Translate

Sabtu, 12 November 2016

Kain Tenun Dusun Sejatidesa Sleman Sangat Lembut

Kain Tenun Dusun Sejatidesa Sleman


Kain Tenun Dusun Sejatidesa Sleman


Di tengah suasana desa yang masih asri dan tenang, suara kayu yang saling beradu nyaring terdengar. Suara tersebut berasal dari kegiatan menenun yang dilakukan hampir setiap rumah di Dusun Sejatidesa, Desa Sumberarum, Kecamatan Moyudan, Kabupaten Sleman, Yogyakarta.

Desa ini telah sejak lama dikenal sebagai salah satu sentra tenun di Sleman. Dengan menggunakan Alat Tenun Bukan Mesin (ATBM) yang terbuat dari kayu, puluhan warga Sejatidesa yang sebagian besar adalah ibu-ibu setiap harinya menghasilkan stagen.

Sumirah (34) satu diantara warga Sejatidesa penenun kain yang biasa digunakan sebagai ikat pinggang oleh wanita Jawa tersebut mengatakan, pekerjaan menenun telah dilakukan warga desa tersebut sejak puluhan tahun lalu.


Sumirah menunjukan kerajinan tenun yang diproduksinya 


Saat ini setidaknya ada sekitar 70 pengrajin tenun di desa ini.
“Ibu saya yang saat ini berumur lebih dari 60 tahun telah menekuni pekerjaan membuat stagen sejak dia masih remaja,” ujar Sumirah saat ditemui di kediamannya.

Hingga saat ini anak dan ibu ini masih masih menenun memproduksi stagen. Dengan dua buah ATBM yang diletakan di belakang rumah mereka, dengan telaten Sumirah dan ibunya yang bernama Leginem merangkai ratusan helai benang menjadi stagen.
Sebagian besar stagen yang dihasilkan warga Sejatidesa adalah tenunan polos berwarna hitam.

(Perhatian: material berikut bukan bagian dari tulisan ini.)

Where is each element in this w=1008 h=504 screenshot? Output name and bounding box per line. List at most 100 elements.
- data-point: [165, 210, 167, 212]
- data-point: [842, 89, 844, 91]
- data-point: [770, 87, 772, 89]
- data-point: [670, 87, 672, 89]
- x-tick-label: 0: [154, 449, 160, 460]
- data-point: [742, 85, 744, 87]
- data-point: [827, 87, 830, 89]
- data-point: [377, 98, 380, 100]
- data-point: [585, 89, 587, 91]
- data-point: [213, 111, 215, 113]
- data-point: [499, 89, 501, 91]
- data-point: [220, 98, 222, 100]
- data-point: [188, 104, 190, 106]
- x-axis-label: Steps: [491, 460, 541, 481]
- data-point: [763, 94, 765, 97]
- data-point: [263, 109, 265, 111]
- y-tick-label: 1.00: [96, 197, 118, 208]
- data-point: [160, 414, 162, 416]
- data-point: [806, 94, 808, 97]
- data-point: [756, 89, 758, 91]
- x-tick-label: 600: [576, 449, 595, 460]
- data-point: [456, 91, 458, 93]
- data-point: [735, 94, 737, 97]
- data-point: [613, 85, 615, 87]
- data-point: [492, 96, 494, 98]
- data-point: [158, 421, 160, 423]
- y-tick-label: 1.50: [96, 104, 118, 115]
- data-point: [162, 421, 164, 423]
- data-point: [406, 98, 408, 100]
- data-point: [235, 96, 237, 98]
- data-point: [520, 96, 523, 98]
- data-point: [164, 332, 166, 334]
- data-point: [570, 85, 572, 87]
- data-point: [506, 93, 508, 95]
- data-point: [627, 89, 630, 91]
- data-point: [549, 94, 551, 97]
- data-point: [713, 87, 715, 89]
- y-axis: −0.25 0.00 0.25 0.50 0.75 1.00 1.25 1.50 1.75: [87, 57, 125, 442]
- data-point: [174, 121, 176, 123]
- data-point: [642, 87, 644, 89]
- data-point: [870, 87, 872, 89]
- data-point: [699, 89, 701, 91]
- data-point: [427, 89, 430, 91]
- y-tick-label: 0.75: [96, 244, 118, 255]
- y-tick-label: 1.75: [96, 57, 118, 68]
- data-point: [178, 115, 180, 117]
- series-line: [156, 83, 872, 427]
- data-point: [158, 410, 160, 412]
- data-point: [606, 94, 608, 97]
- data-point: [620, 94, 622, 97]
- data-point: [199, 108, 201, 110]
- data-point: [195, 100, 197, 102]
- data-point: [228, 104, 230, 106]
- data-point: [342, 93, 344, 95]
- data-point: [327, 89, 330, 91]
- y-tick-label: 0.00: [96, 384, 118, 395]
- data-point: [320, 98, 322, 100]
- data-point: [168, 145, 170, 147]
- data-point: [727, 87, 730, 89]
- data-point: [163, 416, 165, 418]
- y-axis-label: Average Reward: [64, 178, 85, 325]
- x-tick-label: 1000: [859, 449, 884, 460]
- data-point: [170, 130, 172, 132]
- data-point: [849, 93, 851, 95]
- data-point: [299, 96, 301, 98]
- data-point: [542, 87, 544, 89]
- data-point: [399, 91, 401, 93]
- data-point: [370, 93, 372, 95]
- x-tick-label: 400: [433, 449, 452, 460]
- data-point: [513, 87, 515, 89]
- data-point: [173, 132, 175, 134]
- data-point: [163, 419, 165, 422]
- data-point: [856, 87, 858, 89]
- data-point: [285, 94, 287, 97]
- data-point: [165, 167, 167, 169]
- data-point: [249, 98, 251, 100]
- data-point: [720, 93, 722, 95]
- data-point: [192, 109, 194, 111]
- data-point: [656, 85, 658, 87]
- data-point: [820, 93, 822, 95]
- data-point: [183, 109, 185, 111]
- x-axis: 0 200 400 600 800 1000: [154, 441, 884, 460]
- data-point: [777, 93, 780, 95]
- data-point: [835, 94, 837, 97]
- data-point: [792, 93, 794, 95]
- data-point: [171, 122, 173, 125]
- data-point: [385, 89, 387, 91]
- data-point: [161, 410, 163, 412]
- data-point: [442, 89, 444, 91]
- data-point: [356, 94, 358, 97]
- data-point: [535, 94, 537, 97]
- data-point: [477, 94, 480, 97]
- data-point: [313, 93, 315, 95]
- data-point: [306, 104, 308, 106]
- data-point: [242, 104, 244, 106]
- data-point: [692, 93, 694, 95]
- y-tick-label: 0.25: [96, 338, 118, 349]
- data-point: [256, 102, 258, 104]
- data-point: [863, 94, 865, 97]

Tetapi sejak tiga tahun yang lalu, berkat dorongan dan pemberdayaan oleh komunitas bernama Dreamdelion, Sumirah memproduksi stagen berwarna-warni dan motif yang unik.
Baik stagen polos maupun motif, proses pembuatanya sama saja.

Dijelaskan Sumirah, ratusan helai benang harus ditata dulu sebelum dimasukan ke alat tenun. Proses penataan benang ini disebut sekir.
“Jika akan menenun stagen bermotif, proses sekir ini lebih rumit. Sebanyak 350 helai benang dengan beberapa warna harus ditata menggunakan pola tertentu agar menghasilkan motif yang diinginkan. Jika stagen polosan, tidak perlu memikirkan polanya,” cerita ibu satu orang anak tersebut.

Setelah disekir, setiap helai benang yang ditata dimasukan ke mesin tenun satu persatu. Setelah itu, proses penenunan siap dilakukan.


Dalam sehari Sumirah, mampu menghasilkan kain tenun sepanjang 15 hingga 20 meter dengan lebar 14,5 sentimeter.
“Sebagian besar ibu-ibu di sini membuat tenun disambi pekerjaan rumah tangga lainnya. Jika fokus mengerjakannya dalam sehari kami bisa menghasilkan sekitar 30 meter kain tenun,” lanjutnya.

Jika stagen polos hanya digunakan sebagai ikat pinggang, maka untuk stagen bermotif untuk diproduksi menjadi tas, bros, dompet, bahkan sepatu.

Di sela-sela kegiatannya menenun Sumirah juga menerima pesanan membuat tas dan bros.

Sedang untuk stagen polos produk ini dibeli oleh pengepul dan dijual dibeberapa pasar tradisional yang ada di Yogyakarta.


Meskipun proses pembuatanya rumit, stagen produksi Sumirah dan Leginem cukup murah.
Untuk satu buah stagen polos dengan panjang sekitar 9,5 meter harganya hanya Rp. 17 ribu hingga Rp. 20 ribu. Sedang untuk stagen motif per meternya dihargai Rp. 15 ribu hingga Rp.20 ribu.